La langue française est avide de nouveaux termes, qu’elle assimile et intègre dans son vocabulaire pour le rendre encore plus riche. Pour toutes ces raisons, je pense que l’orthographe évolue naturellement et ne nécessite pas d’intervention artificielle.
Évidemment, la question des fautes d’orthographe peut être délicate. Pour ma part, je considère que cela reste un critère important. Je ne veux pas juger les gens hâtivement, mais je dois avouer que je tends à associer les personnes qui font beaucoup de fautes à des personnes sans intérêt.
L’orthographe est une question de volonté. Si une personne fait des erreurs, cela montre qu’elle ne prend pas le temps de se relire et qu’elle ne souhaite pas apprendre les bases. Par exemple, mettre un « s » au pluriel est quelque chose que l’on apprend dès l’école primaire. En somme, je pense que faire attention à son orthographe est un signe de respect envers soi-même et envers les autres.
Pour moi, une orthographe irréprochable reflète une solide compréhension des sujets, des individus, des événements et du contexte dans lesquels ils évoluent. Cela témoigne également d’une grande familiarité avec les mots, ainsi que d’une ouverture d’esprit et d’une subtilité certaine. En somme, lorsque je constate que quelqu’un écrit avec brio, j’y vois une personne intelligente et cela suscite mon intérêt.
Le métier littéraire que j’exerce est exigeant, les fautes d’accord ou de conjugaison y sont rédhibitoires. Je suis sapiosexuelle, j’aime prendre du plaisir à lire quelqu’un, tout comme j’en prends à l’écouter. Si la personne fait des fautes, cela risque de m’enlever ce plaisir. J’aime cultiver des relations qui sont pour moi autant de stimulants intellectuels.
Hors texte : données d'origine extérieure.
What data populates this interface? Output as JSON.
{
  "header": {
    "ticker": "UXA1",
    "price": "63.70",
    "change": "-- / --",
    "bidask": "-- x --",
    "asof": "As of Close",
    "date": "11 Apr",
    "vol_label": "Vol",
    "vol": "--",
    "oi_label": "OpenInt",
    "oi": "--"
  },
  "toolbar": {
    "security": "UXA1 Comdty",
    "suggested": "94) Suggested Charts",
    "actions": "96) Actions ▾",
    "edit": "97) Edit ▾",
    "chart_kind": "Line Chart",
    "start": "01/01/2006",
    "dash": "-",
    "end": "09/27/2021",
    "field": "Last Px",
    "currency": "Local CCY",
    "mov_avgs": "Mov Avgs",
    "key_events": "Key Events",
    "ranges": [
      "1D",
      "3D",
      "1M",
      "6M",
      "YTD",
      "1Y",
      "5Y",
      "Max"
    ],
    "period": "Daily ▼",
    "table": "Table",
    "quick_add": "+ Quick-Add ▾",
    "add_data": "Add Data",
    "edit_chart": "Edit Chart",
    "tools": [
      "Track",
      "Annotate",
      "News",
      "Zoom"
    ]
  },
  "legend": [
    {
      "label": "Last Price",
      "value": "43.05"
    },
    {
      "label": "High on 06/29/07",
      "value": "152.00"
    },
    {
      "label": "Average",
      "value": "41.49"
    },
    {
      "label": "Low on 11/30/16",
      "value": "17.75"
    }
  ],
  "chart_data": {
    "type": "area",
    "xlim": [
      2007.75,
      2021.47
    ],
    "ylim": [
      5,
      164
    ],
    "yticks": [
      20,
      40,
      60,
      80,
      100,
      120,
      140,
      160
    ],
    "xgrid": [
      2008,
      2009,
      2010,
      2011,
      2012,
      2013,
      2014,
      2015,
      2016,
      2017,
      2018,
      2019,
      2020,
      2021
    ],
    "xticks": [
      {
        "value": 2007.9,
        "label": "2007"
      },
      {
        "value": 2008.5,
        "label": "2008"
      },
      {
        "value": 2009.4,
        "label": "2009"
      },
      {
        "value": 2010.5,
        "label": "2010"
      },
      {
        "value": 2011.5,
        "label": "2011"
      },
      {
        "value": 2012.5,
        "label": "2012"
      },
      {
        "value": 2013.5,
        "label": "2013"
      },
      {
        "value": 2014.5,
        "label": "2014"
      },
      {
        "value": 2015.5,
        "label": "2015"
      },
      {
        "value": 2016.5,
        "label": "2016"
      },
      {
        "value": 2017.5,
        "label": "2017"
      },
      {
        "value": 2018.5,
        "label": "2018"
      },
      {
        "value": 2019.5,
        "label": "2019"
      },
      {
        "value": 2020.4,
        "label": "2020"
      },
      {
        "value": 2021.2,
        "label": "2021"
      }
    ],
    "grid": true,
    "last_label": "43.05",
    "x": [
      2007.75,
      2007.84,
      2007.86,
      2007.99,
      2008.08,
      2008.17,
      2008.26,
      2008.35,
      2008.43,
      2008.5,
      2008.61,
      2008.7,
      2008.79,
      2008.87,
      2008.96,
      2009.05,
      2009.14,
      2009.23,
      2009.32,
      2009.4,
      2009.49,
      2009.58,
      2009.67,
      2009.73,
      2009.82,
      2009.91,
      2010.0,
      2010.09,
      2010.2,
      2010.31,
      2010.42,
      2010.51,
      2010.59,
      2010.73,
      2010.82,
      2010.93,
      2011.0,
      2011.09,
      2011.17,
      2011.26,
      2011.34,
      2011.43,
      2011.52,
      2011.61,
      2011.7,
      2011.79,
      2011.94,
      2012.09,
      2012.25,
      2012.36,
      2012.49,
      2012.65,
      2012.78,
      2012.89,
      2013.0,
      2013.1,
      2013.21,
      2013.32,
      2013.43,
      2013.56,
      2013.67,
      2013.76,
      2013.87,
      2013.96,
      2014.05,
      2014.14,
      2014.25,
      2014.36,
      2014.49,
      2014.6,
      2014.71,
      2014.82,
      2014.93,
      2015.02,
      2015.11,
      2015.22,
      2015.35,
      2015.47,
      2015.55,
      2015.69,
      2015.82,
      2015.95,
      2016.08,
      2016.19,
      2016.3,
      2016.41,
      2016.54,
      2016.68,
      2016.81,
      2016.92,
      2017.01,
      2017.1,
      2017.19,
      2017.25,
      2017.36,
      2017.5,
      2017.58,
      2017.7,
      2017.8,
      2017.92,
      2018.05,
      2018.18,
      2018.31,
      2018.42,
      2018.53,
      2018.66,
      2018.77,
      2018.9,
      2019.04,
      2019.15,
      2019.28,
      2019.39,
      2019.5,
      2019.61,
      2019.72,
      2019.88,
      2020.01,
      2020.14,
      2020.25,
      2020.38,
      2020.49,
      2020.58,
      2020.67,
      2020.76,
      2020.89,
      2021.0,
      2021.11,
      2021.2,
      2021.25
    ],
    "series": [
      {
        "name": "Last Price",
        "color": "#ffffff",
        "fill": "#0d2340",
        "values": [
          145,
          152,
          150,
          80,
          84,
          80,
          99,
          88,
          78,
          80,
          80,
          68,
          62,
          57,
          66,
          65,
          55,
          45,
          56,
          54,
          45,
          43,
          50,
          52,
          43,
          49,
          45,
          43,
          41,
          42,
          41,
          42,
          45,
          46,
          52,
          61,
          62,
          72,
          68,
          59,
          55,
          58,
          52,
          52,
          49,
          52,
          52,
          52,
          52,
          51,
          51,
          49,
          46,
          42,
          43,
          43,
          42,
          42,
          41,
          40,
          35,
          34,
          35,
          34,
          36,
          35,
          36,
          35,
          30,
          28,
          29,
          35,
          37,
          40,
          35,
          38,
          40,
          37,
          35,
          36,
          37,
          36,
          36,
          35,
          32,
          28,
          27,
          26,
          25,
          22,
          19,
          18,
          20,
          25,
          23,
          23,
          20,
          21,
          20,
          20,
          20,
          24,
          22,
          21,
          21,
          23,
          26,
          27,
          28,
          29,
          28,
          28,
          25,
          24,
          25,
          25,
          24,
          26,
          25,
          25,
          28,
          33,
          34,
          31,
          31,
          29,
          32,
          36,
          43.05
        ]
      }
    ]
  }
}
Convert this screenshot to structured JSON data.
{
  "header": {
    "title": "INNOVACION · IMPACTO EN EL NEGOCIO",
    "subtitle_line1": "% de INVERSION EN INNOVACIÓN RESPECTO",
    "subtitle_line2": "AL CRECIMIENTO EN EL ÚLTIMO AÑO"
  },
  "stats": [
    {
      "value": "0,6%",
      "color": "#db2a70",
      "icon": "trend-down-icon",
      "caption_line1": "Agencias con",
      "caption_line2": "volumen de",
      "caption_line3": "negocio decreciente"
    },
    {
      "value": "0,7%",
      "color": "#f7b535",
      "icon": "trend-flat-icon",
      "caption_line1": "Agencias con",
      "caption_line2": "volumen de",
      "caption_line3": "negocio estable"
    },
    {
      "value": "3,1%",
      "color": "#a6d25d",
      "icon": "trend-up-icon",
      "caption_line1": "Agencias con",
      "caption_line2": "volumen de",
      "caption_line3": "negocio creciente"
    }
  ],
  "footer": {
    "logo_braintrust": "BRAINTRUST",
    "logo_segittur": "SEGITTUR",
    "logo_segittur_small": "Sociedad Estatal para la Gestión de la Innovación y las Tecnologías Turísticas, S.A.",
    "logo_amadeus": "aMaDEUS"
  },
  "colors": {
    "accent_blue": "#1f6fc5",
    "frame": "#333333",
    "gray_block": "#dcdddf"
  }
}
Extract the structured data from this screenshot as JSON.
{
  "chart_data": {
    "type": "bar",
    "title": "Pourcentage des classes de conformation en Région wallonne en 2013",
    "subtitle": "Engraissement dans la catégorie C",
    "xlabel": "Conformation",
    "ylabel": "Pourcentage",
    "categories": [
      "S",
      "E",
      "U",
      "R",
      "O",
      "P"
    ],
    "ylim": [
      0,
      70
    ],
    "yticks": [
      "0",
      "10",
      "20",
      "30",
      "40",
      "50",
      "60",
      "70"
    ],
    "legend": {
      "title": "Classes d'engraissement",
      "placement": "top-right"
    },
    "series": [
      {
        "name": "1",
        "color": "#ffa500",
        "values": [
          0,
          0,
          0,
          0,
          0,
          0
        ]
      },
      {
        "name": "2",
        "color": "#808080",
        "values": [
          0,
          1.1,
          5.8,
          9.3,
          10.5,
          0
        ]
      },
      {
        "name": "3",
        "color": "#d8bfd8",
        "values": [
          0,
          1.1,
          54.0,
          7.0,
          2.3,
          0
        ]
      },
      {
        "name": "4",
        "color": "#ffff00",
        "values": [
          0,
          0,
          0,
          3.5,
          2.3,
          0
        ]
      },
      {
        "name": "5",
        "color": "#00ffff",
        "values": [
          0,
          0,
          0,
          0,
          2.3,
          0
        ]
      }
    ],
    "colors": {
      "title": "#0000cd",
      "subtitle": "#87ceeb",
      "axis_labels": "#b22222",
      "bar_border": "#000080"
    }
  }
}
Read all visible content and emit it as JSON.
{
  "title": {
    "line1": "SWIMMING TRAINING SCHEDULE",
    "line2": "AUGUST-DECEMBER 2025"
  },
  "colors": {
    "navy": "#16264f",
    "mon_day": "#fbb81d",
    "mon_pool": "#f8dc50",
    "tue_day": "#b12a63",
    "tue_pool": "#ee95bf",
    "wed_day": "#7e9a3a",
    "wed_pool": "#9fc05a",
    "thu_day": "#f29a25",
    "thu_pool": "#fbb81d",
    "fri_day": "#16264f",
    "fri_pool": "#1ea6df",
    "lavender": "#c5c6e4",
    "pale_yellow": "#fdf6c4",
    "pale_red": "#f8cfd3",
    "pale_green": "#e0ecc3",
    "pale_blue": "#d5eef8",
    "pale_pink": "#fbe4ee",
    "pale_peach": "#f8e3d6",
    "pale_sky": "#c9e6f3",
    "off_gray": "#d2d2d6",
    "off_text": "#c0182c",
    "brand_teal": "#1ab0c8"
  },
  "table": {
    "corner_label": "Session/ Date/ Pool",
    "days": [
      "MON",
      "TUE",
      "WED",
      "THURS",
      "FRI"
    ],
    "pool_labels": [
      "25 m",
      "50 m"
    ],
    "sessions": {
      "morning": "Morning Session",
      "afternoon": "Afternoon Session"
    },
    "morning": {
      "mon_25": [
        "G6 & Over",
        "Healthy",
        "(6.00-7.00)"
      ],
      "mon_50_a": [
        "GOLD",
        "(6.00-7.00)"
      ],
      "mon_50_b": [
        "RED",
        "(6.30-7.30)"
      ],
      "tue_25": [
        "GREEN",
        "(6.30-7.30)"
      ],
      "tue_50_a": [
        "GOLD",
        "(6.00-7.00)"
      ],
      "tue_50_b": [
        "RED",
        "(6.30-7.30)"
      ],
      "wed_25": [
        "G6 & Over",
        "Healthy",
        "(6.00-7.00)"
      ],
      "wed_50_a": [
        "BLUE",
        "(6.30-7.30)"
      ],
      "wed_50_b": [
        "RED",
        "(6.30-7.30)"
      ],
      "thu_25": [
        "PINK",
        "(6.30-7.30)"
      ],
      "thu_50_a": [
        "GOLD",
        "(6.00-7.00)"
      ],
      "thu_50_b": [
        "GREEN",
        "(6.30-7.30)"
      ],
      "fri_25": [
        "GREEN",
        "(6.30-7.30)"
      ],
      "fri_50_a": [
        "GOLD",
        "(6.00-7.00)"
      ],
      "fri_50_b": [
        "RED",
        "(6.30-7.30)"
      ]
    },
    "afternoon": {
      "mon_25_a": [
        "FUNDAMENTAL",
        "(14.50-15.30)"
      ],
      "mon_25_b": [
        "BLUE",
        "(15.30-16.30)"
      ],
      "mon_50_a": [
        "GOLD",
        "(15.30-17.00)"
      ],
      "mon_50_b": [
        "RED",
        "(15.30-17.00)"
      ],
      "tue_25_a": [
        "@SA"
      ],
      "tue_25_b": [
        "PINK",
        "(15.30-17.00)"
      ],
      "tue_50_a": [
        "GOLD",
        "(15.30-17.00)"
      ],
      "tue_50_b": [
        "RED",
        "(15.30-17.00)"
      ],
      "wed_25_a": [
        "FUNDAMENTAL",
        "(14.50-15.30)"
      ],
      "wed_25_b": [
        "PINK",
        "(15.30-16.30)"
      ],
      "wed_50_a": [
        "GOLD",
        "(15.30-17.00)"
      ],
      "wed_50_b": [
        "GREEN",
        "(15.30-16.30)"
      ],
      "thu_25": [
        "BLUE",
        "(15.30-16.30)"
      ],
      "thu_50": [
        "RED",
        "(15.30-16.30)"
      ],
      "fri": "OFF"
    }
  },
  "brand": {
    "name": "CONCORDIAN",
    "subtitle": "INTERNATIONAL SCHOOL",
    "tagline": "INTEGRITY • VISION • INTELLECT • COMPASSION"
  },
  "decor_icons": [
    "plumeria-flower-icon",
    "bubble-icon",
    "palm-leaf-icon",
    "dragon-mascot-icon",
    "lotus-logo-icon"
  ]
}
La langue française est un véritable symbole de notre identité nationale, avec son caractère bien trempé et sa richesse incomparable. Je suis fière de cette langue insaisissable, insatiable et vivante, qui se tourne vers l’autre et cherche constamment de nouvelles influences. Elle accepte les néologismes et s’enrichit de toutes les tournures venues de tous les territoires, sans distinction de critère social, racial, culturel, de préjugé ou de caste. La langue française est une véritable source d’ouverture et d’enrichissement pour moi qui la pratique et qui la chérit.